Devoted to journalism, image, and fashion for decades, Ana Torrejón has led the most important fashion publications in the country —Claudia, Elle Decoration, Elle Men, Elle Brides, and Harpers Bazaar Argentina, among others— and she is currently the editorial director of L' Officiel.
She also created the Dabbah Torrejón Contemporary Art gallery, while being a consultant for several brands and designers regionally and being the communications director of Hermès Argentina.
Renowned for her versatility and expertise in the fashion industry, she was chosen as one of the Argentinian Women in the L’Oreal exhibition and, in 2016, she received the Creative Woman Award.
In this occasion this expert, who also performs as a professor, participates in the “Expert Opinion” section of the Old&Newsletter January issue and shares her thoughts about the power of strategic thinking and the diverse tools available to develop all kinds of projects successfully.
–Can we rethink or redefine the meaning of design based on a strategy? And redefine strategies based on design’s perspective? Can either concept stand without the other?
– Answer: two yes and one no. The specialty I share with several work groups centers on 360-degree communication media and our mission is to integrate news to specific formats that result in reading and visual contracts. In such endeavors, our premise is that an idea is also typography, a silence is a blank on a page, illustration is text, and so on. It is an experience that goes hand in hand with marketing methodologies and publicity to enable the creation of functional messages akin to the topics we want to address, the object we want to position, and the perspective we back in our arguments. An efficient strategy fulfills its objective, appeals to the ideal niche, conveys clear concepts, and generates empathy, thus enabling interaction. Without a format, there is no niche; without a niche, there is no channel; if we fail to build a language, our opportunity will be lost.
–What cases, actors, products or elements related to Argentine and international culture embody an uplifting experience of that sort?

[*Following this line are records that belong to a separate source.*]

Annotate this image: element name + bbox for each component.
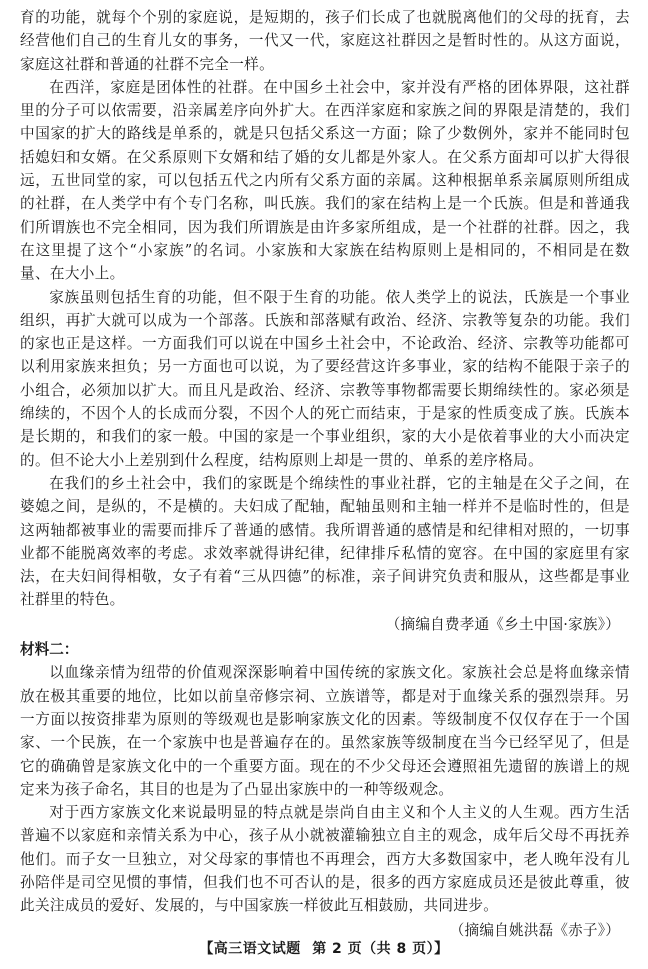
exam-title: 【高三语文试题: [199, 941, 301, 957]
paragraph: 对于西方家族文化来说最明显的特点就是崇尚自由主义和个人主义的人生观。西方生活普遍不以家庭和亲情关系为中心，孩子从小就被灌输独立自主的观念，成年后父母不再抚养他们。而子女一旦独立，对父母家的事情也不再理会，西方大多数国家中，老人晚年没有儿孙陪伴是司空见惯的事情，但我们也不可否认的是，很多的西方家庭成员还是彼此尊重，彼此关注成员的爱好、发展的，与中国家族一样彼此互相鼓励，共同进步。: [20, 804, 630, 915]
paragraph: 育的功能，就每个个别的家庭说，是短期的，孩子们长成了也就脱离他们的父母的抚育，去经营他们自己的生育儿女的事务，一代又一代，家庭这社群因之是暂时性的。从这方面说，家庭这社群和普通的社群不完全一样。: [20, 9, 630, 73]
exam-page: [20, 6, 630, 942]
paragraph: 在我们的乡土社会中，我们的家既是个绵续性的事业社群，它的主轴是在父子之间，在婆媳之间，是纵的，不是横的。夫妇成了配轴，配轴虽则和主轴一样并不是临时性的，但是这两轴都被事业的需要而排斥了普通的感情。我所谓普通的感情是和纪律相对照的，一切事业都不能脱离效率的考虑。求效率就得讲纪律，纪律排斥私情的宽容。在中国的家庭里有家法，在夫妇间得相敬，女子有着“三从四德”的标准，亲子间讲究负责和服从，这些都是事业社群里的特色。: [20, 474, 630, 609]
page-footer: [0, 938, 648, 958]
paragraph: 以血缘亲情为纽带的价值观深深影响着中国传统的家族文化。家族社会总是将血缘亲情放在极其重要的地位，比如以前皇帝修宗祠、立族谱等，都是对于血缘关系的强烈崇拜。另一方面以按资排辈为原则的等级观也是影响家族文化的因素。等级制度不仅仅存在于一个国家、一个民族，在一个家族中也是普遍存在的。虽然家族等级制度在当今已经罕见了，但是它的确确曾是家族文化中的一个重要方面。现在的不少父母还会遵照祖先遗留的族谱上的规定来为孩子命名，其目的也是为了凸显出家族中的一种等级观念。: [20, 664, 630, 798]
material-two-heading: 材料二：: [20, 641, 79, 659]
source-citation: （摘编自姚洪磊《赤子》）: [449, 921, 620, 939]
paragraph: 家族虽则包括生育的功能，但不限于生育的功能。依人类学上的说法，氏族是一个事业组织，再扩大就可以成为一个部落。氏族和部落赋有政治、经济、宗教等复杂的功能。我们的家也正是这样。一方面我们可以说在中国乡土社会中，不论政治、经济、宗教等功能都可以利用家族来担负；另一方面也可以说，为了要经营这许多事业，家的结构不能限于亲子的小组合，必须加以扩大。而且凡是政治、经济、宗教等事物都需要长期绵续性的。家必须是绵续的，不因个人的长成而分裂，不因个人的死亡而结束，于是家的性质变成了族。氏族本是长期的，和我们的家一般。中国的家是一个事业组织，家的大小是依着事业的大小而决定的。但不论大小上差别到什么程度，结构原则上却是一贯的、单系的差序格局。: [20, 288, 630, 469]
page-number: 第 2 页（共 8 页）】: [312, 941, 449, 957]
paragraph: 在西洋，家庭是团体性的社群。在中国乡土社会中，家并没有严格的团体界限，这社群里的分子可以依需要，沿亲属差序向外扩大。在西洋家庭和家族之间的界限是清楚的，我们中国家的扩大的路线是单系的，就是只包括父系这一方面；除了少数例外，家并不能同时包括媳妇和女婿。在父系原则下女婿和结了婚的女儿都是外家人。在父系方面却可以扩大得很远，五世同堂的家，可以包括五代之内所有父系方面的亲属。这种根据单系亲属原则所组成的社群，在人类学中有个专门名称，叫氏族。我们的家在结构上是一个氏族。但是和普通我们所谓族也不完全相同，因为我们所谓族是由许多家所组成，是一个社群的社群。因之，我在这里提了这个“小家族”的名词。小家族和大家族在结构原则上是相同的，不相同是在数量、在大小上。: [20, 78, 630, 283]
source-citation: （摘编自费孝通《乡土中国·家族》）: [385, 615, 620, 633]
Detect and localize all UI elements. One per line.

–We have a pending subject in Argentina: the creation of a country brand that encompasses our creative and productive feats. In that respect, I think we have not been able to match the impact created by countries like Brazil, Peru, Mexico, or Colombia. Reflecting about this matter I can think of successful instances, however we still have much to do. My proposal is a multidisciplinary approach centered on the 60’s and early 70’s. From Di Tella to The Pearl of Once; the confluence of music, literature, plastic arts, architecture, design, clothing, performances, and student activism: a historical period that has transcended, generated new habits, and aroused interests beyond our region. There is much within such a production factory to rescue and revalue in our current context. There is no present without a reinterpreted past.
–Has the bond between design and strategy changed throughout the XXI century as a result of new technologies and new ways of teaching, living, consuming, and interacting?
–Communication has never been so simple and yet so complex as it is today. All available platforms ensure a democratic access to information. The world is just a click away, however, it is presented as a diverse, lacking, unequal, and fragmented landscape. It is easy to make bubbles; the problem comes when they pinch-off. During the pandemic we have discovered the significance of channels and the consequences of their absence. The most important thing: comprehensive analysis and a proper use of tools.
–How can we boost the potential of this pairing to produce innovative solutions that foster improvement in such areas as social inclusion, cultural diversity, gender equality, environmental care, and access to education?
–Access to high-quality education is everything. Without connectivity and devices there is no guarantee of education, home-office work, and social inclusion. Without education, job expectations and democracy are off the table. To achieve complete inclusion, it must be promoted in the right way, with appropriate languages that can lead to consensus and guarantee humanity through the full enjoyment of rights.
What is the purpose of design? That is a broad answer, but I claim that design must be available to all people, its access must never depend on socio-economic class variables, it must develop respecting both environment and diversity, it must show a commitment to foster high living standards.